Why vinyl can’t survive

Vinyl will survive

So, apparently we don’t know yet. I’ve always been a CD person, myself. Some of my friends are record junkies, but I’ve never fully understood why. I did recently finally start to believe that records can sound better than CDs.

It really boils down to a digital vs. analog format question, and the digital side typically restricts it’s range of frequencies to those that can be heard by the human ear. It does make sense to me now that analog can have a richer sound, mainly because the supposedly “inaudible” frequencies can still have an effect on what we hear. For example: when mixing and post-processing a recorded track those inaudible frequencies can still impact the audible range. An example might be when equalizing the track – some audio may now come into the audible range that wasn’t previously. I guess that’s partially an argument for analog recording but perhaps not an analog final product.

Will I start buying records now? Of course not. I’m definitely willing to accept very slightly lower sound quality for the convenience of CDs. I’m not going to install a record playing in my car or lug all that stuff around.

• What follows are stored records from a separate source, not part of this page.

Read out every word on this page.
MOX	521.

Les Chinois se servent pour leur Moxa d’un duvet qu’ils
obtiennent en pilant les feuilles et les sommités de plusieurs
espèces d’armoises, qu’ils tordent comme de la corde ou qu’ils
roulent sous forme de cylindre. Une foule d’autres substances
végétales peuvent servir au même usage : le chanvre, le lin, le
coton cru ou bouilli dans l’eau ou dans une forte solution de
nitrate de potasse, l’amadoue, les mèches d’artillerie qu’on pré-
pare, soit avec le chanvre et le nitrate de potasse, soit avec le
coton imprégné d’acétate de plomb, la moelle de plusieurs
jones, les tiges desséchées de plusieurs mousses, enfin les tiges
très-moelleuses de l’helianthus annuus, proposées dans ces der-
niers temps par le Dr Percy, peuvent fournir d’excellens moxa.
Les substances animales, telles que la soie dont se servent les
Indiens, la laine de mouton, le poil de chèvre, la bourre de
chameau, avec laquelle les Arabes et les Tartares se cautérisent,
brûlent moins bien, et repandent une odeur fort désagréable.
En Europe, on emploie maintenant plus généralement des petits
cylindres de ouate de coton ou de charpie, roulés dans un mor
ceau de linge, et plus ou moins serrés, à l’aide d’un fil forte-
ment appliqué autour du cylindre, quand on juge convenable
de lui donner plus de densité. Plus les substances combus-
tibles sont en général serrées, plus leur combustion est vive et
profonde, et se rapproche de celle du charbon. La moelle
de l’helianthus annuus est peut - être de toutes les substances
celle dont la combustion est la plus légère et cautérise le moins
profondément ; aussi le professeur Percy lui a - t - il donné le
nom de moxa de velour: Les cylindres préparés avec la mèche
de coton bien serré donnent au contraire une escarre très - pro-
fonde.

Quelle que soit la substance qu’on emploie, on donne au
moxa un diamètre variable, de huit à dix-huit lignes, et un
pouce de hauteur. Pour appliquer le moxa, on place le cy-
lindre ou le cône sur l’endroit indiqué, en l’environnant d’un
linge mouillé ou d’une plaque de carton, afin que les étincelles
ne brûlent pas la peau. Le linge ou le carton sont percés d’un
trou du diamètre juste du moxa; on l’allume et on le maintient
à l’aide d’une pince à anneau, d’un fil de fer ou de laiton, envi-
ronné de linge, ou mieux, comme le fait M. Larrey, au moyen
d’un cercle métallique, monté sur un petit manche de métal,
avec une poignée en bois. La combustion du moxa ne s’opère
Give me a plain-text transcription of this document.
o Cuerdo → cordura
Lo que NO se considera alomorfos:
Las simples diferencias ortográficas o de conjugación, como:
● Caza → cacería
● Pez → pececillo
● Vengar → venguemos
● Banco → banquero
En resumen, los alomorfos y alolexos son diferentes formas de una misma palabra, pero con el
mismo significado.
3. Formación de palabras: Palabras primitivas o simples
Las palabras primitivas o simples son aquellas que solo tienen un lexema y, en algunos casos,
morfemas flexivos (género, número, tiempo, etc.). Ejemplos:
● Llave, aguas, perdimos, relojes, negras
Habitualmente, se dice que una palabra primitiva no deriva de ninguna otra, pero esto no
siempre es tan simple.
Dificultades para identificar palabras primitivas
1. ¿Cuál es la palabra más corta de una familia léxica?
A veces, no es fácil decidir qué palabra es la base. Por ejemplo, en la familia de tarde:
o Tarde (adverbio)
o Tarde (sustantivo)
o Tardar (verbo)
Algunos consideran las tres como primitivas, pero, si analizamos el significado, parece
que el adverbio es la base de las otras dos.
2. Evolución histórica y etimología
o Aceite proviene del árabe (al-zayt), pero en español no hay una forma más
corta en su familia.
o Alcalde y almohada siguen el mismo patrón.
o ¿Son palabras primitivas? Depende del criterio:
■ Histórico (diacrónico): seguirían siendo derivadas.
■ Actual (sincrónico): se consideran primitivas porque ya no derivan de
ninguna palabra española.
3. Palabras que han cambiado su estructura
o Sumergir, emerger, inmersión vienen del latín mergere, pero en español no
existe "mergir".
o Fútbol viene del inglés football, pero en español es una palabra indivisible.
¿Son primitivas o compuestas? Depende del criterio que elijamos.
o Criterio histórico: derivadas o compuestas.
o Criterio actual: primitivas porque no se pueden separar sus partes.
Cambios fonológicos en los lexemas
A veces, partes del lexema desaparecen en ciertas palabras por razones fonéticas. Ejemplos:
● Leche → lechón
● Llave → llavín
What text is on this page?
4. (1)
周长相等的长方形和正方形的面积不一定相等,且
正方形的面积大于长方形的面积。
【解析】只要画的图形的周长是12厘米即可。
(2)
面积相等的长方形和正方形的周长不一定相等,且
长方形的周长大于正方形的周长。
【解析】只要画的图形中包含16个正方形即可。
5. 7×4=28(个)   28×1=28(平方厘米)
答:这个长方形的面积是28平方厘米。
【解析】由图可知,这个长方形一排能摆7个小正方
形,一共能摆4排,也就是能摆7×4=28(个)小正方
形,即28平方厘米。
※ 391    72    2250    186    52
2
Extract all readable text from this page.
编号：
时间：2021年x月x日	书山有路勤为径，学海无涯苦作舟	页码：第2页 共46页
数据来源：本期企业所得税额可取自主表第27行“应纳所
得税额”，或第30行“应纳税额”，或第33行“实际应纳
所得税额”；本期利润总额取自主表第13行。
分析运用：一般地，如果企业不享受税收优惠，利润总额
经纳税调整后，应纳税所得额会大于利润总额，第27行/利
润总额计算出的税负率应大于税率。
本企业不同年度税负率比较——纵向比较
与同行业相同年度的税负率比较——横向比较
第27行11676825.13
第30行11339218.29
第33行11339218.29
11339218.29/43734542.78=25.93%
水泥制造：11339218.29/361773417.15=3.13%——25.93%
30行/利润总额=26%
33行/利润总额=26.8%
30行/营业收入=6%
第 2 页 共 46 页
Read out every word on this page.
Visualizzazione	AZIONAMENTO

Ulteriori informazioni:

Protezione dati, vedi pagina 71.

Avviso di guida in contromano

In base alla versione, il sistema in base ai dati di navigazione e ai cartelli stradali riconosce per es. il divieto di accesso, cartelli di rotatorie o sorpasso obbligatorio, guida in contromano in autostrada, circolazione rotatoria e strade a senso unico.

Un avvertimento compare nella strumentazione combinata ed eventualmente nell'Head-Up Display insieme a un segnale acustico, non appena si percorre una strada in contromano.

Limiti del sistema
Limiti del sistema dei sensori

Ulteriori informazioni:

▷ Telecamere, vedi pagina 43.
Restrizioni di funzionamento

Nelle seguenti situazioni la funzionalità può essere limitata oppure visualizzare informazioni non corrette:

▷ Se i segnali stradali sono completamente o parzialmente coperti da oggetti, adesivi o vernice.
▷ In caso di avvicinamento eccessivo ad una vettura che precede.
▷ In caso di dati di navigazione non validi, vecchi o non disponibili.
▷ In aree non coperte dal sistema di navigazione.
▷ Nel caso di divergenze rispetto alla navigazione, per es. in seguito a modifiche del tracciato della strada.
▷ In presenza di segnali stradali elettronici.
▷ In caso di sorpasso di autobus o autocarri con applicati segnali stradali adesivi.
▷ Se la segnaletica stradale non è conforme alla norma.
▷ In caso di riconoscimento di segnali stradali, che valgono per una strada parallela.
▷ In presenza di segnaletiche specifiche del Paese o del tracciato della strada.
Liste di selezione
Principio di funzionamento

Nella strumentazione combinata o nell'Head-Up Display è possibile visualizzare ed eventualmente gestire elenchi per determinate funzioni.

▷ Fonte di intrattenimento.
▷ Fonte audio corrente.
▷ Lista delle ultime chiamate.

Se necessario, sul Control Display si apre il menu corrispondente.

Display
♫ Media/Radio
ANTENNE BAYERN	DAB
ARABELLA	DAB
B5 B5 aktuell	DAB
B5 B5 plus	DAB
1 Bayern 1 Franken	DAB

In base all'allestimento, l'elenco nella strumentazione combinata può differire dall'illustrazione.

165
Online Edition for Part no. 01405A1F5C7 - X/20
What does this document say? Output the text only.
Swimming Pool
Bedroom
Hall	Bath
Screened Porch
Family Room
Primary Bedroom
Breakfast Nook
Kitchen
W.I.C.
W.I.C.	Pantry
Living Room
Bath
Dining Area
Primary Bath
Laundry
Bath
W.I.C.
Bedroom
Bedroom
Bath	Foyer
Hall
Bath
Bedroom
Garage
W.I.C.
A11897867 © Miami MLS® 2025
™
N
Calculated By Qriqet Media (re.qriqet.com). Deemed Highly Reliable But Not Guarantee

Contrary to most people these days I haven’t fully jumped on the mp3 bandwagon. Sure, I copy all my CDs to mp3s for convenient playing while on the computer and on my player, but I’ve never gotten into mass downloading or purchasing online. I like owning the CD, or I guess some physical manifestiation of the music. This is partly because I know how fleeting something digital is, but mostly because I think music should be purchased. I don’t care about the legalities of it but artists do need to be paid or else we’ll lose full-time musicians. Yes, perhaps there are better schemes we could invent to get more of the money to where it belongs – the artists – but in absense of that we can’t just stop paying the artists. One solution is to buy from smaller labels, which naturally pay the artists a higher percentage per CD.